Pour rappel et comme chaque année, je voulais vous donner une information sur les différents emprunts réalisés depuis 2008 et sur l’encours de la dette au 1er janvier 2026 : • 2008 = 0 - 2013 = 0 - 2018 = 0 • 2009 = 1365 K€ - 2014 = 600 K€ - 2019 = 700K€ • 2010 = 500 K€ - 2015 = 0 - 2020= 0 • 2011 = 1300 K€ - 2016 = 500 K€ - 2021= 0 • 2012 = 1000 K€ - 2017 = 500 K€ - 2022= 0
- 2023= 0
- 2024= 700k€
- 2025= 250k€
- 2026= 300k€
Soit un encours de la dette au 31 décembre 2025 de 3.2M€ contre 3,6M€ au 31 décembre 2024; 3,8M€ au 31 décembre 2023 ; 4,1M€ au 31 décembre 2022 et 5,9M€ au 31 décembre 2019, et un ratio de désendettement de 3.86 ans.
Le fonds de roulement de la Commune au 1er janvier 2026 s’élève à 839 243 €.
CONCLUSION
En conclusion, il est bon de rappeler les grands objectifs qui vont nous guider durant toute cette année budgétaire qui ouvre ce nouveau mandat :
- Maîtrise des dépenses de fonctionnement avec notamment une réduction des charges et une stabilisation nécessaire.
- Réduction drastique des investissements afin de se cantonner sur les restes à réaliser, la rénovation du cinéma, les premières mesures d’entretien d’urgence de la cathédrale et l’achat de matériel.

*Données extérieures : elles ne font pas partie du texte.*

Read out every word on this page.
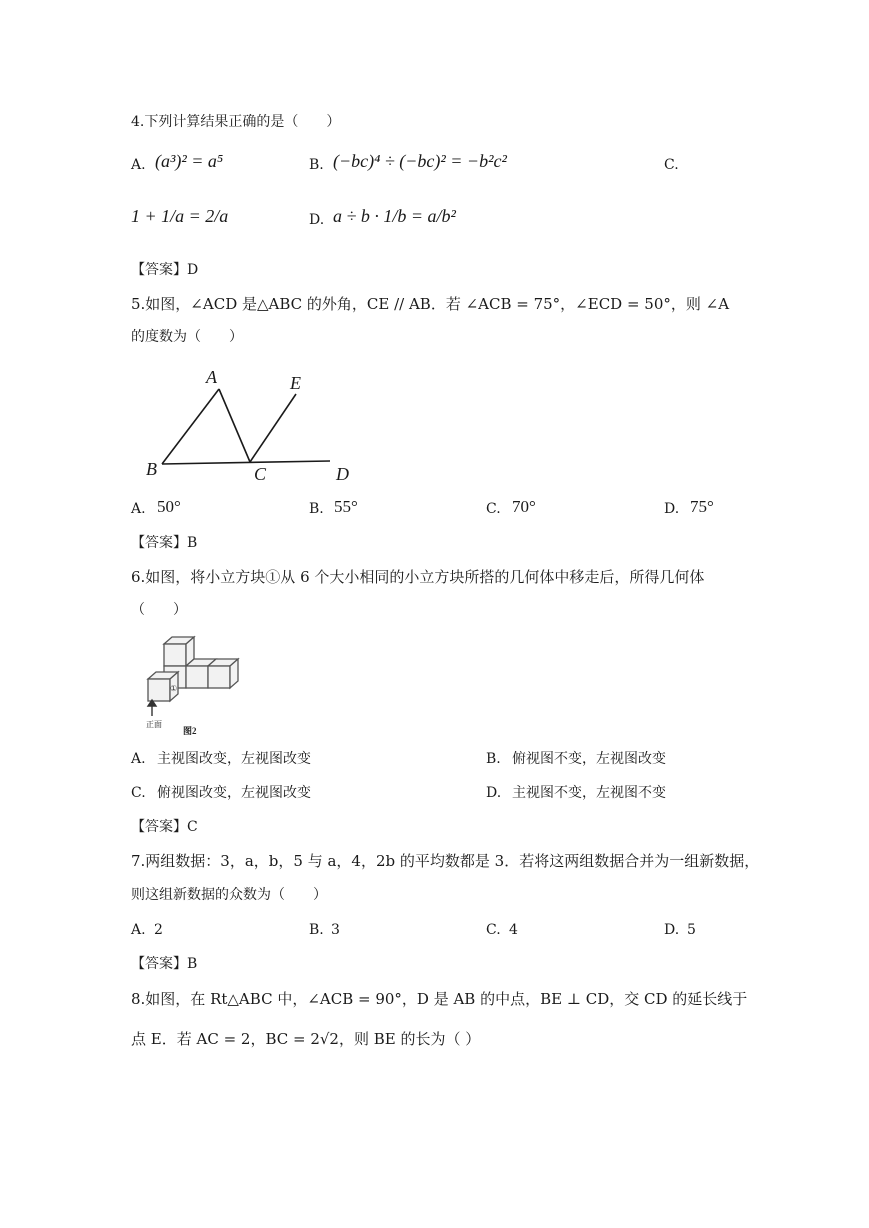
4.下列计算结果正确的是（　　）
A. (a³)² = a⁵	B. (−bc)⁴ ÷ (−bc)² = −b²c²	C.
1 + 1/a = 2/a	D. a ÷ b · 1/b = a/b²
【答案】D
5.如图，∠ACD 是△ABC 的外角，CE // AB．若 ∠ACB = 75°，∠ECD = 50°，则 ∠A
的度数为（　　）
A	E
B	C	D
A. 50°	B. 55°	C. 70°	D. 75°
【答案】B
6.如图，将小立方块①从 6 个大小相同的小立方块所搭的几何体中移走后，所得几何体
（　　）
①
正面
图2
A. 主视图改变，左视图改变	B. 俯视图不变，左视图改变
C. 俯视图改变，左视图改变	D. 主视图不变，左视图不变
【答案】C
7.两组数据：3，a，b，5 与 a，4，2b 的平均数都是 3．若将这两组数据合并为一组新数据，
则这组新数据的众数为（　　）
A. 2	B. 3	C. 4	D. 5
【答案】B
8.如图，在 Rt△ABC 中，∠ACB = 90°，D 是 AB 的中点，BE ⊥ CD，交 CD 的延长线于
点 E．若 AC = 2，BC = 2√2，则 BE 的长为（ ）
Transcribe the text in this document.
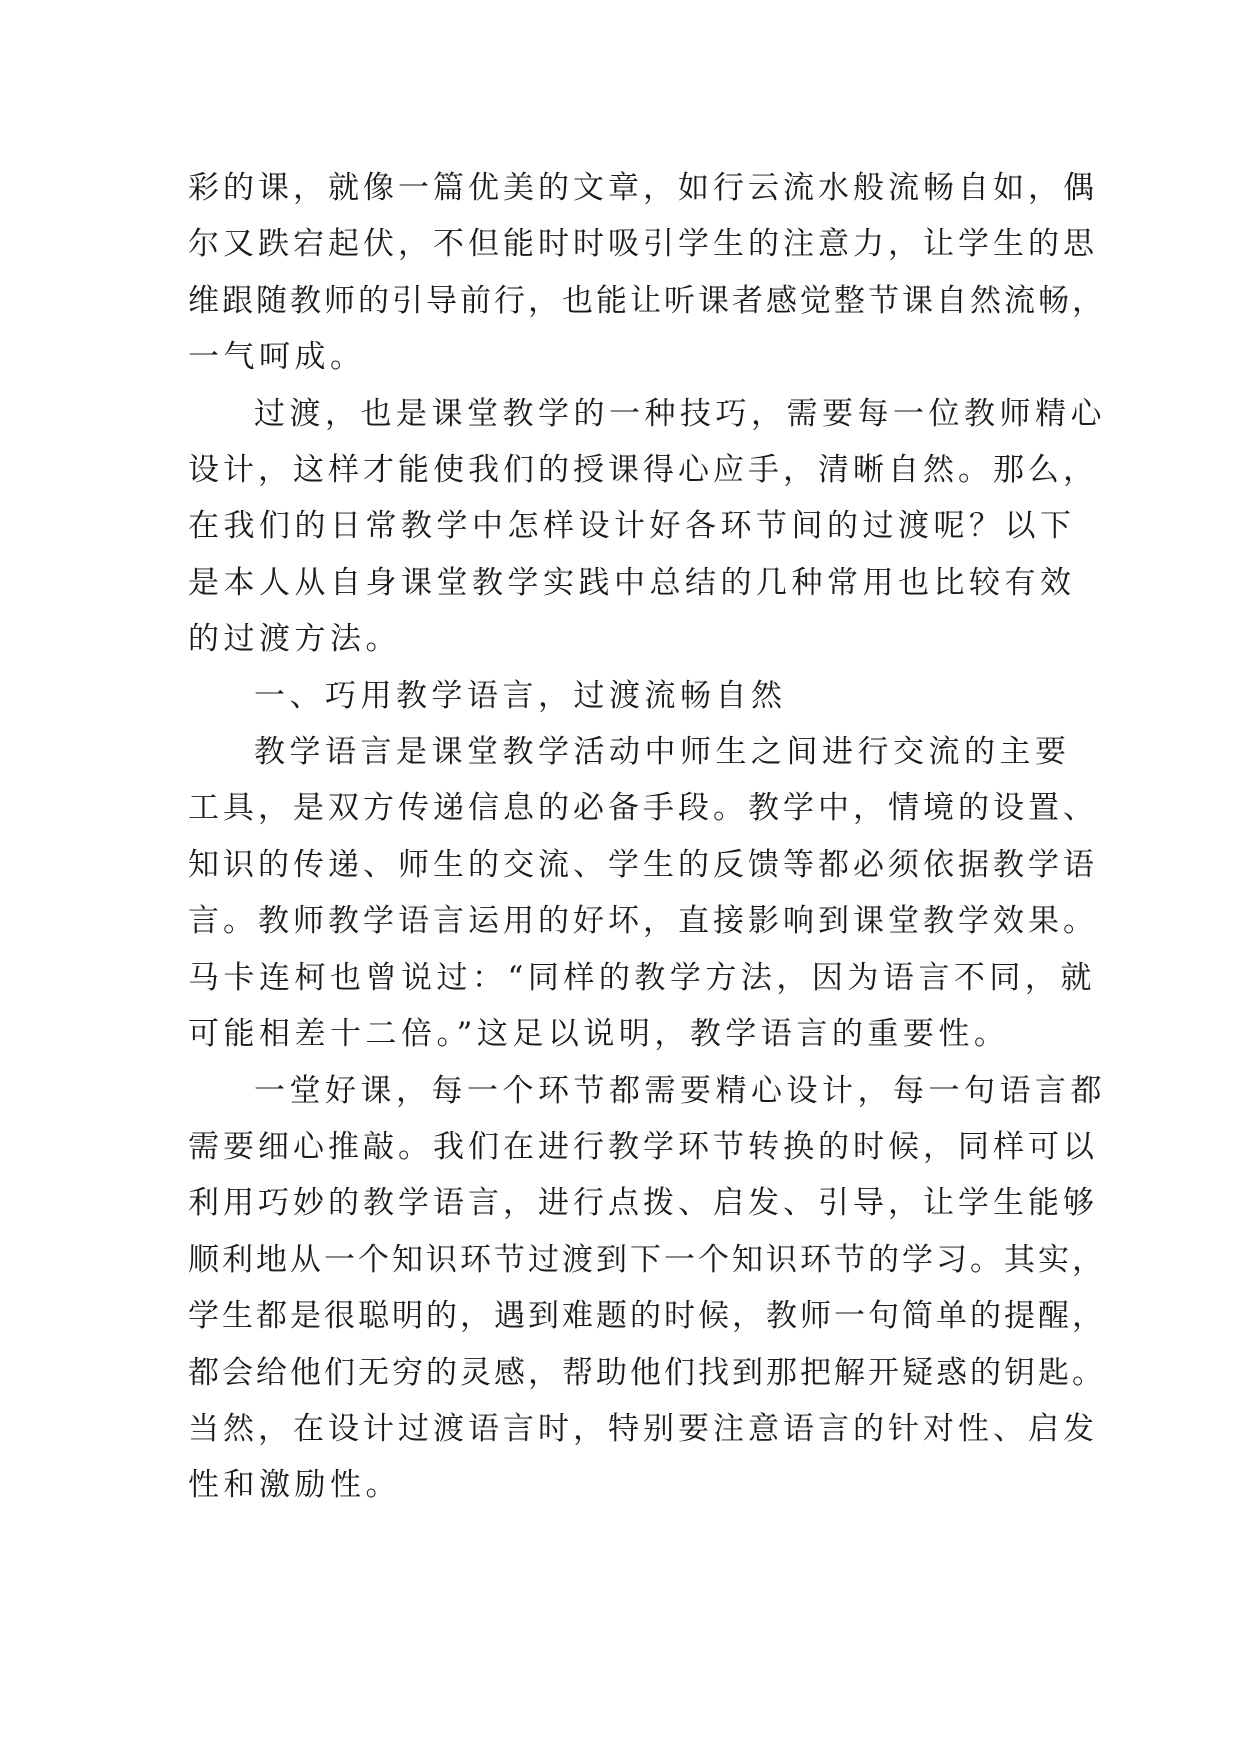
彩的课，就像一篇优美的文章，如行云流水般流畅自如，偶
尔又跌宕起伏，不但能时时吸引学生的注意力，让学生的思
维跟随教师的引导前行，也能让听课者感觉整节课自然流畅，
一气呵成。
过渡，也是课堂教学的一种技巧，需要每一位教师精心
设计，这样才能使我们的授课得心应手，清晰自然。那么，
在我们的日常教学中怎样设计好各环节间的过渡呢？以下
是本人从自身课堂教学实践中总结的几种常用也比较有效
的过渡方法。
一、巧用教学语言，过渡流畅自然
教学语言是课堂教学活动中师生之间进行交流的主要
工具，是双方传递信息的必备手段。教学中，情境的设置、
知识的传递、师生的交流、学生的反馈等都必须依据教学语
言。教师教学语言运用的好坏，直接影响到课堂教学效果。
马卡连柯也曾说过：“同样的教学方法，因为语言不同，就
可能相差十二倍。”这足以说明，教学语言的重要性。
一堂好课，每一个环节都需要精心设计，每一句语言都
需要细心推敲。我们在进行教学环节转换的时候，同样可以
利用巧妙的教学语言，进行点拨、启发、引导，让学生能够
顺利地从一个知识环节过渡到下一个知识环节的学习。其实，
学生都是很聪明的，遇到难题的时候，教师一句简单的提醒，
都会给他们无穷的灵感，帮助他们找到那把解开疑惑的钥匙。
当然，在设计过渡语言时，特别要注意语言的针对性、启发
性和激励性。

- Un recours à l’emprunt une nouvelle fois, mais de façon raisonnée, sans toutefois détériorer les ratio de désendettement afin de consolider l’épargne de gestion de la collectivité et par conséquent le fonds de roulement.
- Evolution et présence de façon constructive mais particulièrement vigilante de la ville d'EAUZE dans les choix économiques, stratégiques et financiers les différents syndicats intercommunaux, la communauté de communes, le PETR tout en maintenant de bonnes relations avec les différentes institutions, et ce, malgré les difficultés et instabilités financières et institutionnelles actuelles. : Etat, Région, Département.